I had to look it up, too. I kind of like it! :)
Elmer is its first name.
"Over time, hope was replaced by frustration as the group effort initially failed to produce an economically useful system. Bell Labs withdrew from the effort in 1969 but a small band of users at Bell Labs Computing Science Research Center in Murray Hill -- Ken Thompson, Dennis Ritchie, Doug McIlroy, and J. F. Ossanna -- continued to seek the Holy Grail." -- Lucent web page
"... the problem was the increasing obviousness of the failure of Multics to deliver promptly any sort of usable system, let alone the panacea envisioned earlier." -- Dennis Ritchie, "The Evolution of the Unix Time-sharing System"

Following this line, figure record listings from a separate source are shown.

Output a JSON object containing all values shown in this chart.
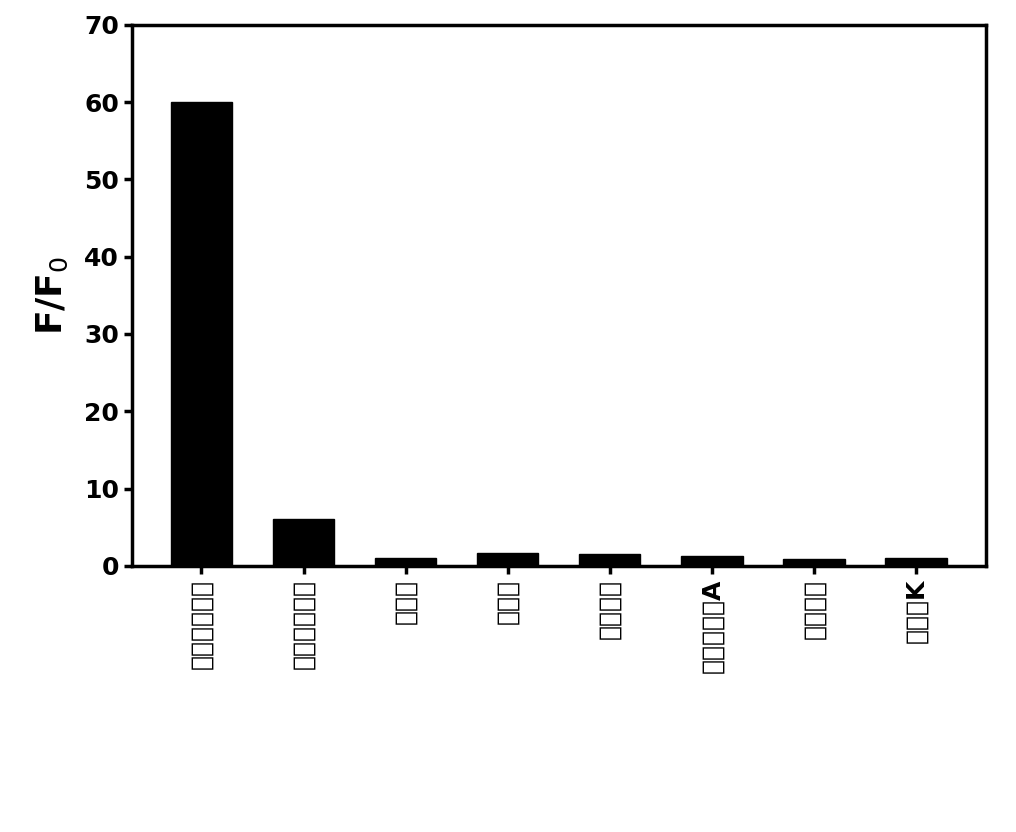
{
  "categories": [
    "人血清白蛋白",
    "牛血清白蛋白",
    "溶菌酶",
    "组蛋白",
    "果蛋白酶",
    "果蛋白酶原A",
    "血红蛋白",
    "蛋白酶K"
  ],
  "values": [
    60,
    6,
    1,
    1.6,
    1.5,
    1.2,
    0.9,
    1.0
  ],
  "bar_color": "#000000",
  "ylabel": "F/F$_0$",
  "ylim": [
    0,
    70
  ],
  "yticks": [
    0,
    10,
    20,
    30,
    40,
    50,
    60,
    70
  ],
  "background_color": "#ffffff",
  "bar_width": 0.6,
  "tick_label_fontsize": 18,
  "ylabel_fontsize": 26,
  "spine_linewidth": 2.5
}
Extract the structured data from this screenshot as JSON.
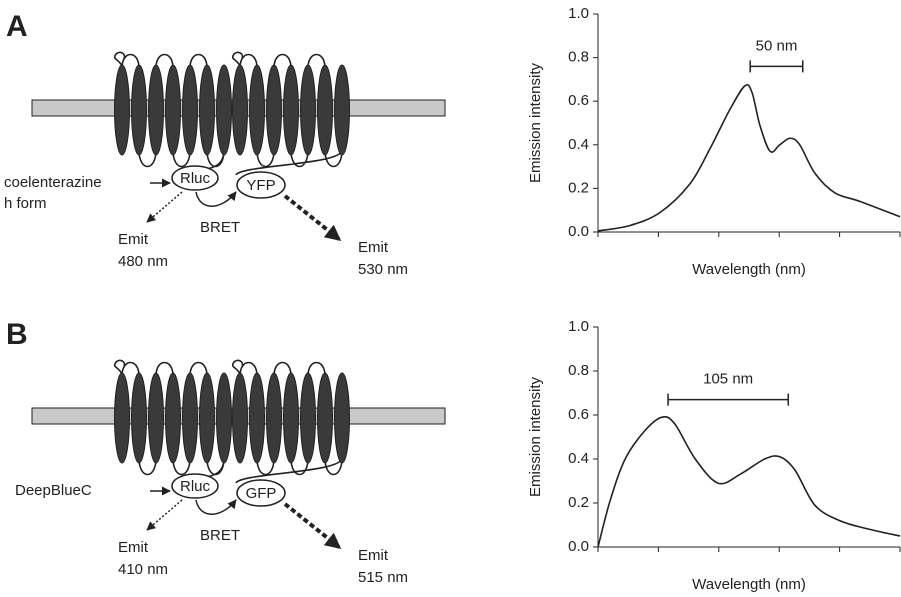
{
  "diagrams": [
    {
      "label": "A",
      "substrate": [
        "coelenterazine",
        "h form"
      ],
      "donor": "Rluc",
      "acceptor": "YFP",
      "transfer": "BRET",
      "donor_emission": [
        "Emit",
        "480 nm"
      ],
      "acceptor_emission": [
        "Emit",
        "530 nm"
      ]
    },
    {
      "label": "B",
      "substrate": [
        "DeepBlueC"
      ],
      "donor": "Rluc",
      "acceptor": "GFP",
      "transfer": "BRET",
      "donor_emission": [
        "Emit",
        "410 nm"
      ],
      "acceptor_emission": [
        "Emit",
        "515 nm"
      ]
    }
  ],
  "chart_data": [
    {
      "type": "line",
      "ylabel": "Emission intensity",
      "xlabel": "Wavelength (nm)",
      "color": "#222222",
      "x": [
        0,
        0.53,
        1.03,
        1.52,
        1.85,
        2.18,
        2.43,
        2.55,
        2.68,
        2.85,
        3.01,
        3.18,
        3.34,
        3.59,
        3.92,
        4.34,
        5
      ],
      "values": [
        0.005,
        0.03,
        0.09,
        0.22,
        0.38,
        0.56,
        0.67,
        0.64,
        0.49,
        0.37,
        0.4,
        0.43,
        0.4,
        0.27,
        0.18,
        0.14,
        0.07
      ],
      "xlim": [
        0,
        5
      ],
      "xticks": [
        0,
        1,
        2,
        3,
        4,
        5
      ],
      "ylim": [
        0,
        1
      ],
      "yticks": [
        {
          "value": 0,
          "label": "0.0"
        },
        {
          "value": 0.2,
          "label": "0.2"
        },
        {
          "value": 0.4,
          "label": "0.4"
        },
        {
          "value": 0.6,
          "label": "0.6"
        },
        {
          "value": 0.8,
          "label": "0.8"
        },
        {
          "value": 1,
          "label": "1.0"
        }
      ],
      "annotations": [
        {
          "text": "50 nm",
          "x": [
            2.52,
            3.39
          ],
          "y": 0.76
        }
      ]
    },
    {
      "type": "line",
      "ylabel": "Emission intensity",
      "xlabel": "Wavelength (nm)",
      "color": "#222222",
      "x": [
        0,
        0.2,
        0.45,
        0.78,
        1.06,
        1.27,
        1.61,
        1.99,
        2.35,
        2.76,
        3.01,
        3.26,
        3.59,
        4.0,
        4.5,
        5
      ],
      "values": [
        0,
        0.21,
        0.4,
        0.53,
        0.59,
        0.56,
        0.4,
        0.29,
        0.33,
        0.4,
        0.41,
        0.35,
        0.19,
        0.12,
        0.08,
        0.05
      ],
      "xlim": [
        0,
        5
      ],
      "xticks": [
        0,
        1,
        2,
        3,
        4,
        5
      ],
      "ylim": [
        0,
        1
      ],
      "yticks": [
        {
          "value": 0,
          "label": "0.0"
        },
        {
          "value": 0.2,
          "label": "0.2"
        },
        {
          "value": 0.4,
          "label": "0.4"
        },
        {
          "value": 0.6,
          "label": "0.6"
        },
        {
          "value": 0.8,
          "label": "0.8"
        },
        {
          "value": 1,
          "label": "1.0"
        }
      ],
      "annotations": [
        {
          "text": "105 nm",
          "x": [
            1.16,
            3.15
          ],
          "y": 0.67
        }
      ]
    }
  ]
}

Oh B.S. MS funds these folks. That in and of itself is sufficient to put the entire enterprise under suspicion and they must prove that they are NOT a Microsoft front. It's like saying "Oh, we found a Sarin gas shell in Iraq, but that's not enough proof of WMD... I must have proof of huge stockpiles" and of course, if stockpiles are found then a new hurdle will be invented. It's called "building a straw man." You asked for evidence, you were given evidence. You now say evidence isn't sufficient unless new stipulations are met. Go on with your bad self.
I'm not shilling for MS, but I think you owe it to the forum to be honest in your titling of posts.
suspicious, very suspicious. I think you owe it to the forum to lay out your entire employment history, your 401K and all of your investments to prove that you don't have a vested interst in defending the Redomnd Behemoth.
(That's sarcasm - I'm not really asking you to reveal anything, just making a point about your posturing)
I'd suggest that anyone who was even partly trained at MIT from that time on is tainted with the "theft" of IP that they carried away from the rest of the communists there.
It was purposefully based on an already existing peice of software, down to the exact command syntax. It almost even has the same name, also on purpose.
Go ahead and argue till you turn blue, but without Unix, Linux would have never existed. And without IBM taking huge chunks of Unix and porting them to Linux, it wouldn't even be a topic on this board.
Other modern day operating systems have been based on prior products, but none so much as Linux is based on Unix. And no amount of crying is going to change that.
Unless you live in the Stone Age as a hermit there aren't many independent pieces of work.
Bell Labs, credits Multrix, for early work on a time sharing OS. Unix however ain't Multrix, Unix actually works.
The BSOD?
Pushing the Start Button to turn off your computer?
640k memory limit?
The 10 MB Registry?
Basic?
Yeah but only the linux fanatics throw a hissy whenever anyone questions anything about their little baby. They feverishly claim that you lie, or are ignorant, or both.
http://www.informationweek.com/story/showArticle.jhtml?articleID=20300852
A large MW university had a time-sharing system that used to be called Multics I think. Sounds like Multrix. I'll have to look up the history.